If you view a basket of goods like price of a bottle of Guinness in 1980 38p, price for a draught pint now £3.50- £4.00. I drank on the Southside, same pubs, different owners, but 10 times the price.

We've all noticed that entertainment prices have rocketed. IF you want to see your mates bands with a disco, expect to pay £10, back in the day it might have been £3 to see the Undertones, but you'll get change off £30 if you want to see them now, so less than 10 times!

So why when we used to go to Potterrow for a drink in the Fringe bar in 2019 do we find the prices 20 times.

Why do all the pop ups charge so much, is it because their pitch costs that much?

How much has a cinema ticket gone up by, how much has a season ticket at Easter Road or Tynecastle gone up by?

There are a lot of questions to be asked and 2020 offers us the chance to do exactly that.

The point of the festival used to be to give performers a stage, writers and production crew experience and visitors an opportunity to support their efforts and perhaps to see some original and exciting new material, performances, hear phrases that would resonate for years to come.

"....If you can say, clearly enough to make it pay......", 40 years on now sounds quite prophetic, although I'm sure this wasn't the first time these words had been uttered....

So when we look at how the Festivals have evolved we realise that we bring in a lot of money into the city and it leaves immediately. We bring rigs and gear from across the country as just like PPE, you'll pay 4 times the normal cost for a microphone stand in Edinburgh during August, never mind the cost of water, beer, gin and a cup of herbal tea.

If shortages such as that exist within what should be a first world economy, then clearly we are operating like a third world one.

We bring specialist labour in too, to build the pop ups and provide the lighting rigs and anyone involved in staging will be able to provide another 20 pages of stuff.

What really frustrated me last year was I'd been on a  premises fire inspection the day before I saw a show in the Pleasance. I couldn't understand why health and safety seemed to go out the window for the month of August. It could be that many of the rules dont apply to pop ups and only to permanent structures, but the wee nooks and crannies of the best venues are really dangerous. I'm not suggesting to any wannabee firestarter that they should go and get their career off to a roaring start but flyers with old wooden floors work well on November 5th!

I've gone off piste as usual but what we need to do is strike the balance like Dubrovnik. We dont want to kill the golden goose and this year allows us to build an infrastructure that works. Pop ups that are extensions of what we do well are superb, those that are maximising revenue dont belong and those that are dangerous, ie queuing on a main road......
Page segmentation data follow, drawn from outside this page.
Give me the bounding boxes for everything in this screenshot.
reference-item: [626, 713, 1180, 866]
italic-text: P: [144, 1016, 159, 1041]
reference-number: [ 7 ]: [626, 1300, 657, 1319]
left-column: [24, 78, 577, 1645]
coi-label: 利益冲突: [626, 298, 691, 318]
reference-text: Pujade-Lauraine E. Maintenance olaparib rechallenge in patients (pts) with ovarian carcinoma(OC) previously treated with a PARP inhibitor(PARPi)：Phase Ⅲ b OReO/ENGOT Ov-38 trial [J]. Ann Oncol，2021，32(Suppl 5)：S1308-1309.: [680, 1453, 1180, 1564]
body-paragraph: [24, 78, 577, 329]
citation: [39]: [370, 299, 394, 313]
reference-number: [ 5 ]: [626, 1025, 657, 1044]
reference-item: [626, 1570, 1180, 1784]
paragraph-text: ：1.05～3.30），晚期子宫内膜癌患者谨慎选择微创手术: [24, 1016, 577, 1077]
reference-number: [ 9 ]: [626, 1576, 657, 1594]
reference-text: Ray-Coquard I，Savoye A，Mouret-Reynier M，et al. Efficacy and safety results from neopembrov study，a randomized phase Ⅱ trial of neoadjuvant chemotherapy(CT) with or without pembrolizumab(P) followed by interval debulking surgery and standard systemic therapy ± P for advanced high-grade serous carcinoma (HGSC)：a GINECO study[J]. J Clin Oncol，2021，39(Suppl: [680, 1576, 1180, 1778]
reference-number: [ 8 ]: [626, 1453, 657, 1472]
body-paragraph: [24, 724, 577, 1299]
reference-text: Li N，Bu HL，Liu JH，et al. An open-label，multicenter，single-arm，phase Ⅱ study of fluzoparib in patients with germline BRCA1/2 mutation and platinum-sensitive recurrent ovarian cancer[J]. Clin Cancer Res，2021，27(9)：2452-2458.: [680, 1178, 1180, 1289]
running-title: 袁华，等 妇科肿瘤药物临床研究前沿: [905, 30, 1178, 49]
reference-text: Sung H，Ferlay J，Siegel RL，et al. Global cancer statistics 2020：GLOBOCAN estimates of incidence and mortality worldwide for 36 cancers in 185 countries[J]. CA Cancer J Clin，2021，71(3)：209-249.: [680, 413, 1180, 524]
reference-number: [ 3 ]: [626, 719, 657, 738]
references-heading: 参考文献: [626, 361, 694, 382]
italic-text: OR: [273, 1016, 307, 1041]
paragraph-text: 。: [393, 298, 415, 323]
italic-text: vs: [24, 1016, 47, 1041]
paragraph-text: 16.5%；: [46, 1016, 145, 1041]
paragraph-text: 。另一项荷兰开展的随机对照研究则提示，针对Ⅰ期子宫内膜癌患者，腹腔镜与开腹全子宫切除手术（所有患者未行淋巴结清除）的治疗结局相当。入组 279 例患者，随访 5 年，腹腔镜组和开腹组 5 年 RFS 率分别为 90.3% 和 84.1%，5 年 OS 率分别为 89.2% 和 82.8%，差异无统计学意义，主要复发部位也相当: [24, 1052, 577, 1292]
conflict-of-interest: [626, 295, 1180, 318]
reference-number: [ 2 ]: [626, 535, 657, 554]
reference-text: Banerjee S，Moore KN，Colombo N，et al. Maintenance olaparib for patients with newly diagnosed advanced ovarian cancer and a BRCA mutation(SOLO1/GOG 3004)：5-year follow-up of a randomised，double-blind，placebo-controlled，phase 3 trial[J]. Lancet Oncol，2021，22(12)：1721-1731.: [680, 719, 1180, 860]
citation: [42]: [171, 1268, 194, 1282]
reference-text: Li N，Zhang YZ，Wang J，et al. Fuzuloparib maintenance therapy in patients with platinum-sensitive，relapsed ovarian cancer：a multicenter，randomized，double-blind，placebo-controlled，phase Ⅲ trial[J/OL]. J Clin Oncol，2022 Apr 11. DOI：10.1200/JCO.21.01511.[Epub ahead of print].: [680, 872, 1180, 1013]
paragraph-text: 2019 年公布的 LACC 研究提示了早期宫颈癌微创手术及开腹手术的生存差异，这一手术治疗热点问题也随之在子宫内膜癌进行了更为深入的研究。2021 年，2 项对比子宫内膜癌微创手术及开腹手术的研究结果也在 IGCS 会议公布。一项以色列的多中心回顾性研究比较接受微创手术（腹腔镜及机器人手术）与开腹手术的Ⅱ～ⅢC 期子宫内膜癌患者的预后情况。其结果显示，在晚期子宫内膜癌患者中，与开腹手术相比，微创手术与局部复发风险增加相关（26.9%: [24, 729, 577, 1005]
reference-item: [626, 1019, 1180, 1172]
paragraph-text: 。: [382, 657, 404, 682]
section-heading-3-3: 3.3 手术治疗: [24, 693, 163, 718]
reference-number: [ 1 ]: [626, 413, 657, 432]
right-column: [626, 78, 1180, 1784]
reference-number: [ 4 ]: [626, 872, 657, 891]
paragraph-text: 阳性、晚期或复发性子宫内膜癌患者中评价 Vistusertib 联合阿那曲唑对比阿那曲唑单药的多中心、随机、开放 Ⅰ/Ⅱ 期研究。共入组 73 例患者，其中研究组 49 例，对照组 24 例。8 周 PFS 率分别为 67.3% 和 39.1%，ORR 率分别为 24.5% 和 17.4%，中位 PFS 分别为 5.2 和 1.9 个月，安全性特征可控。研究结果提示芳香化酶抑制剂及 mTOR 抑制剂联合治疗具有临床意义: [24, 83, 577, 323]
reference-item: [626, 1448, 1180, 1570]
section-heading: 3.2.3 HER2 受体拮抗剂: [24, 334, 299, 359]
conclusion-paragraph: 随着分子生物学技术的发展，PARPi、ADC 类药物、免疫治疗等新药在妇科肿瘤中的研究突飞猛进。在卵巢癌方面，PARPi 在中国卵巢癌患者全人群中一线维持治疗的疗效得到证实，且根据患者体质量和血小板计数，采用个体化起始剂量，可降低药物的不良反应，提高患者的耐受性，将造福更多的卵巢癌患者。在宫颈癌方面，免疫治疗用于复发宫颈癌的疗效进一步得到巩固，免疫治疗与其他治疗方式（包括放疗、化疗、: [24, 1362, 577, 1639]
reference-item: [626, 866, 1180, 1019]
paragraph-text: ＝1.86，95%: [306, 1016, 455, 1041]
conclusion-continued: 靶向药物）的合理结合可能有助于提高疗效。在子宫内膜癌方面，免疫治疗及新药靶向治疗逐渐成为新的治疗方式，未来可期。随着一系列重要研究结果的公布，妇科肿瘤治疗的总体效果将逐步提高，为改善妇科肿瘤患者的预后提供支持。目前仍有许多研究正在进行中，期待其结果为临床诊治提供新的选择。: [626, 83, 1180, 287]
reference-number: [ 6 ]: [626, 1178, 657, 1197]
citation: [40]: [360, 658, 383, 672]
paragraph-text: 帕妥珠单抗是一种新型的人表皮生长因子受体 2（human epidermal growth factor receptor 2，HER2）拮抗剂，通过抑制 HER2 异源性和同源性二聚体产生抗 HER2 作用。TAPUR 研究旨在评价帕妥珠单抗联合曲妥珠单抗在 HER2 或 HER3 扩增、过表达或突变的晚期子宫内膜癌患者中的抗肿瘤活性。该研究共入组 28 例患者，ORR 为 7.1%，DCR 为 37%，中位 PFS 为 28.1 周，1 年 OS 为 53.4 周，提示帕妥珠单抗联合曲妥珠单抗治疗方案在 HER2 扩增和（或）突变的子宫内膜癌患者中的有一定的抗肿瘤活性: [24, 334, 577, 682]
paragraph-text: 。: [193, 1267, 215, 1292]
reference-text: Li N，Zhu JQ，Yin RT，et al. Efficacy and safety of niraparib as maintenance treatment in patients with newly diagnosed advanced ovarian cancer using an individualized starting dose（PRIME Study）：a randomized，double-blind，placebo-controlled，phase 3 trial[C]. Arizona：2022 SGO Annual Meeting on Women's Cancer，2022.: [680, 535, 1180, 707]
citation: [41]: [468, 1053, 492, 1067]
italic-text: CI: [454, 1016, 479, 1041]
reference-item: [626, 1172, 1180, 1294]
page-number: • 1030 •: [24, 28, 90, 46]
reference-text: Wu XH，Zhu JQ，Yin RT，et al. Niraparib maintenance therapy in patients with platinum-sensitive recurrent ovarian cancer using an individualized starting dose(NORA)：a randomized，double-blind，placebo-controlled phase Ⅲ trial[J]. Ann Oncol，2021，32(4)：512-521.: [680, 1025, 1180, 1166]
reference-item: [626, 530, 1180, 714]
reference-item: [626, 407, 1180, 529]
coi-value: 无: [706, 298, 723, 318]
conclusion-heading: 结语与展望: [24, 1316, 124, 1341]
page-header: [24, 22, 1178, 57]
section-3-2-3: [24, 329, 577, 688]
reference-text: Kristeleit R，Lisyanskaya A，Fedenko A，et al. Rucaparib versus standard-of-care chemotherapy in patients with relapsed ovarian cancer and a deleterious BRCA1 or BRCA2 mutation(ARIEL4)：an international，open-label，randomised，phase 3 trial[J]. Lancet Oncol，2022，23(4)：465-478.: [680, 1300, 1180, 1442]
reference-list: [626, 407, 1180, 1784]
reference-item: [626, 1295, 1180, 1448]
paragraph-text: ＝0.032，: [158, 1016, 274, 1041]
Thankfully the staff at the A & E will tell you the festival brings a better class of drunken injury but its a hot spot for these frontline workers who have had it hard for a long time, please listen to them when they advise how events should be run.

My interest in this is that we arrive at a better solution and not that we talk about businesses that are under pressure owing to the collapse of the "FREE MONEY" that has poured into Edinburgh for so long. Those of us who have a day out usually come back £200 poorer for it but having had a great time. I think its right the taxi drivers get a wee boost but what's the point as its a marketing coup for private hire, while the uber-parent snatches 25% off the top pays no tax and sneaks it out of the country never mind Edinburgh.

Lots of people fund shows with the crowdfunding, ticket buying and large donations. THey'd be disgusted to know that most of the money goes on accomodation and over priced venue hire. Especially when you have to hire the venue's equipment and staff as an additional extra.